Maybe it's just me and my fear and hate of death, but I don't like it when a character--especially a main or well known character--dies. I guess it's a good show of the author, though, if I can read a book and know a character enough to be so thoroughly gutted and shattered when they die. (Because there are also books where characters die and I don't really care or feel anything.) But I can't go through that. I have to be in a mood where I can handle that--or think I can. Some books broke me, and I don't like to feel like that. So I'll go into some books with hesitance or wait to read them if they're wearing that warning label. Because it hurts and I don't want to be forced to give a character a permanent goodbye when I could say "goodbye for now" instead, and when all I'm left with are my feelings and tears and constant shouting of why why why did this character have to die.
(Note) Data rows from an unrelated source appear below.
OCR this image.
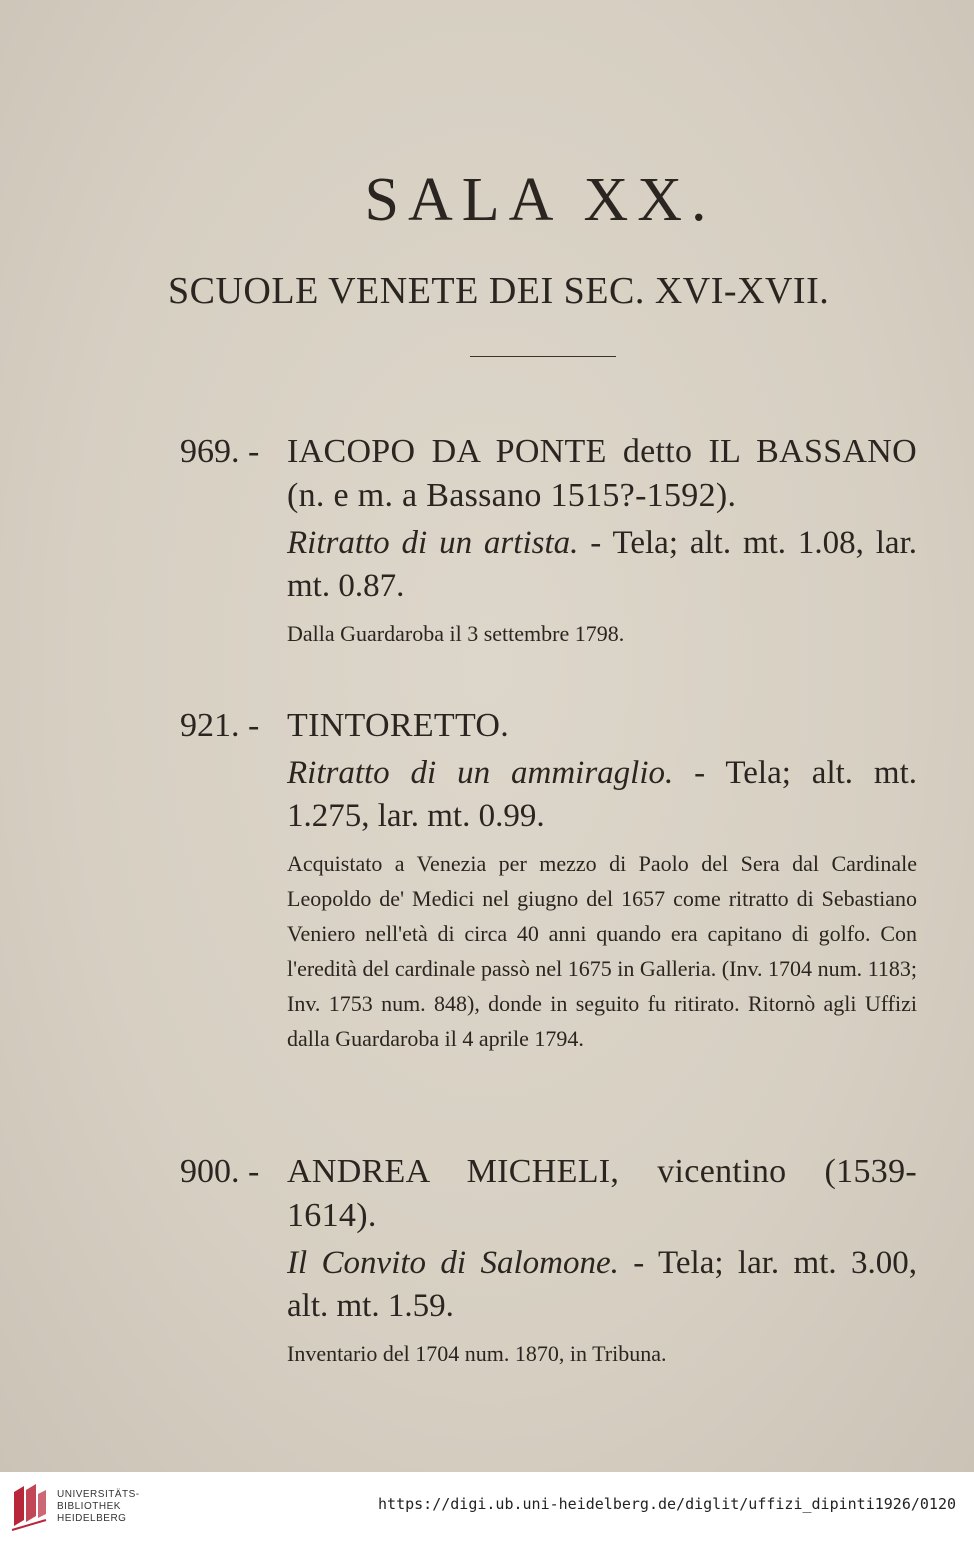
SALA XX.
SCUOLE VENETE DEI SEC. XVI-XVII.
969. - IACOPO DA PONTE detto IL BASSANO (n. e m. a Bassano 1515?-1592).
Ritratto di un artista. - Tela; alt. mt. 1.08, lar. mt. 0.87.
Dalla Guardaroba il 3 settembre 1798.
921. - TINTORETTO.
Ritratto di un ammiraglio. - Tela; alt. mt. 1.275, lar. mt. 0.99.
Acquistato a Venezia per mezzo di Paolo del Sera dal Cardinale Leopoldo de' Medici nel giugno del 1657 come ritratto di Sebastiano Veniero nell'età di circa 40 anni quando era capitano di golfo. Con l'eredità del cardinale passò nel 1675 in Galleria. (Inv. 1704 num. 1183; Inv. 1753 num. 848), donde in seguito fu ritirato. Ritornò agli Uffizi dalla Guardaroba il 4 aprile 1794.
900. - ANDREA MICHELI, vicentino (1539-1614).
Il Convito di Salomone. - Tela; lar. mt. 3.00, alt. mt. 1.59.
Inventario del 1704 num. 1870, in Tribuna.
UNIVERSITÄTS-
BIBLIOTHEK
HEIDELBERG
https://digi.ub.uni-heidelberg.de/diglit/uffizi_dipinti1926/0120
Dr. Seuss said not to cry because it's over but to smile because it happened. It's confirmation that all books come to an end, and that, when that end is reached, there's a bittersweet symphony playing. But sometimes there's more bitter than sweet, and that bitterness is twinged with the utmost sadness and fissures of pain and hurt and sorrow. Fiction may not be real, but there's got to be something there if we can feel the things about fiction that we do. We wouldn't mourn characters--friends--if they were just ink on paper and another story to collect dust on our shelves. We mourn characters because we care about them, because they're lives on paper and another story to collect love in our hearts and souls. It's fiction that we so desperately wish was non (well, maybe with a few alterations). Though if you were to ask the heart of a reader, I'm sure you'll be told with ferocious certainty that fiction is, in fact, non.

How do you feel when characters die? (No spoilers for books, please!)